I am using a list box to select the record to display when opening another form in Access 2002(XP). When I run this code from a command button, I get an error message that says:

Run-time error '2450':
Microsoft Access can't find the form 'frmTest' referred to in a macro expression or Visual Basic code.

The form that won't open is in the same database and can be opened by this code:

DoCmd.OpenForm "frmTest"

Here is my code:

Dim rst As Recordset
Set rst = Forms!frmTest.RecordsetClone 'here is where the code stops
rst.Find "CustomerNumber = " & List0
Forms!frmTest.Bookmark = rst.Bookmark
DoCmd.Close acForm, "frmGoToRecordDialog"

Thanks for your help,

Bill Murrin
Nashville, TN

Nashville_Bill

__________________
Nashville_Bill

Not sure if this will fix yr problem or not - but try getting rid of the bang (!), as it's really just a remnant of the past - try using either
Forms.frmTest
or
Form_frmTest
HTH
Steven

I am a loud man with a very large hat. This means I am in charge

Thanks for the reply Steven. I tried you suggestion, but I am still having problems and think maybe I should just make it a VB application. It will be a lot more work, but VB seems to be more stable for me.

Nashville_Bill

It looks like that form must first be open, then run your code.
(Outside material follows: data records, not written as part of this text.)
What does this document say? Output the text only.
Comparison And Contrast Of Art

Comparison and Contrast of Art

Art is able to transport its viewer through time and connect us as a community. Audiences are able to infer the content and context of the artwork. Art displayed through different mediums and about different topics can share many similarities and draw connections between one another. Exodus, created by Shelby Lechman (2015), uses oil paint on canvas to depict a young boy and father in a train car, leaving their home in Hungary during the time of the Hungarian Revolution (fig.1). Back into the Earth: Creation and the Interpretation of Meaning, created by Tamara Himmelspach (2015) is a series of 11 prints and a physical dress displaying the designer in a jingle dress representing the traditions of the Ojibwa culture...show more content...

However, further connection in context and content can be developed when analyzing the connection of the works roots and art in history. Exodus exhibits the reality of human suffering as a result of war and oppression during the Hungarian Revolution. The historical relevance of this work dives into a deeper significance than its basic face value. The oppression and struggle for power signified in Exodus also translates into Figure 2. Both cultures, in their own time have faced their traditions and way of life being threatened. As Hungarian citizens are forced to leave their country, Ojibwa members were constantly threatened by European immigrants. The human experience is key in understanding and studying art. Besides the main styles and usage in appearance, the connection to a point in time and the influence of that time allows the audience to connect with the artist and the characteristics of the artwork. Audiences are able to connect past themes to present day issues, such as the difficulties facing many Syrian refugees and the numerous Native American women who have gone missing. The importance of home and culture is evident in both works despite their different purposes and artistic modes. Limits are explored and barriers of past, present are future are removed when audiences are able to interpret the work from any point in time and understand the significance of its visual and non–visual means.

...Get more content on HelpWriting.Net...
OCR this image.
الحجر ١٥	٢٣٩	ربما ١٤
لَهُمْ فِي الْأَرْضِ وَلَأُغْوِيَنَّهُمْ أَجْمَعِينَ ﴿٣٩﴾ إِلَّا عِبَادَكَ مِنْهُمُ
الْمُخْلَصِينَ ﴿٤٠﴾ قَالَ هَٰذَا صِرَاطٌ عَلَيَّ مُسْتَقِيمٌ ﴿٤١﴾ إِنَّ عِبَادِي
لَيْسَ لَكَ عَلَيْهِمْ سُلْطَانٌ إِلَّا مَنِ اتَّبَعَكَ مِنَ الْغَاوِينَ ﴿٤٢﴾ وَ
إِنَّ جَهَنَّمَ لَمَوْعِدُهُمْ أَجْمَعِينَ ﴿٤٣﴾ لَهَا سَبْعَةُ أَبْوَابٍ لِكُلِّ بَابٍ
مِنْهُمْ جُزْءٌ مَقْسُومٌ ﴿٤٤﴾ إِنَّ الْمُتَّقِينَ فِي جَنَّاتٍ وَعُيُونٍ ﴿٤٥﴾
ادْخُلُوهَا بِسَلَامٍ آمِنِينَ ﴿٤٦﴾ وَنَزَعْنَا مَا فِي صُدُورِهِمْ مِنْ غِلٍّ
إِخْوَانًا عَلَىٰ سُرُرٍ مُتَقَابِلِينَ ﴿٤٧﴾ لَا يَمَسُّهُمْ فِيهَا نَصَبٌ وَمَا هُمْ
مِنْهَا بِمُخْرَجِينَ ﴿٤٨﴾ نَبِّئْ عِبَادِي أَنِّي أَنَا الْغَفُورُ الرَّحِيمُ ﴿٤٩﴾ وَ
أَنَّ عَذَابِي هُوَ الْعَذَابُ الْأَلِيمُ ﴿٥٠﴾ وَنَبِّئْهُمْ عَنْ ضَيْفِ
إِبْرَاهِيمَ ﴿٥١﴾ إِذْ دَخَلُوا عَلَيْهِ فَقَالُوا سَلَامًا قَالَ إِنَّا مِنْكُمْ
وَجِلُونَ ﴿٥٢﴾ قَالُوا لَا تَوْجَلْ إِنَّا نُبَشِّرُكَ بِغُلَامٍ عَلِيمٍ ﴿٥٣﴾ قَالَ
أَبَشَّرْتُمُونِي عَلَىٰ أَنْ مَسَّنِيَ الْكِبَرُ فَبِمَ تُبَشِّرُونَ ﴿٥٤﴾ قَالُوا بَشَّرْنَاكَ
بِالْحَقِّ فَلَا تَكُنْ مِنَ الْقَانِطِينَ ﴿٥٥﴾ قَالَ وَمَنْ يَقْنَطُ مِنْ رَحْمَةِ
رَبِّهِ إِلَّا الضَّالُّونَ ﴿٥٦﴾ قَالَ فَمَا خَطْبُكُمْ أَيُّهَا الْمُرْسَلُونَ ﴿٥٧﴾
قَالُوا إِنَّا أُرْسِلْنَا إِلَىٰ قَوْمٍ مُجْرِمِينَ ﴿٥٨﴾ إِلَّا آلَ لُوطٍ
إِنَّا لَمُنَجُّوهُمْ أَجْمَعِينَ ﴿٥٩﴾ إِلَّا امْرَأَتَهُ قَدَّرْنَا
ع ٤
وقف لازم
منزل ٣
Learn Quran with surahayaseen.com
Once the form is opened, you can set the recordsource as follows:

Set rst = Me.RecordsetClone

But to open a form with a recordset based on the criteria selected in a list box or text box, your code would look something like the following:

Dim strCriteria as string

strCriteria = "[CustomerNumber]=" & Me![List0]
DoCmd.OpenForm "frmTest", , , strCriteria

HTH,

Beth Moffitt

Beth,

Thanks a lot for the help. I followed an example in a VB6 manual and it wouldn't work. I guess it shouldn't have worked. It seems really simple when you get the code right, huh?

Bill Murrin

Nashville_Bill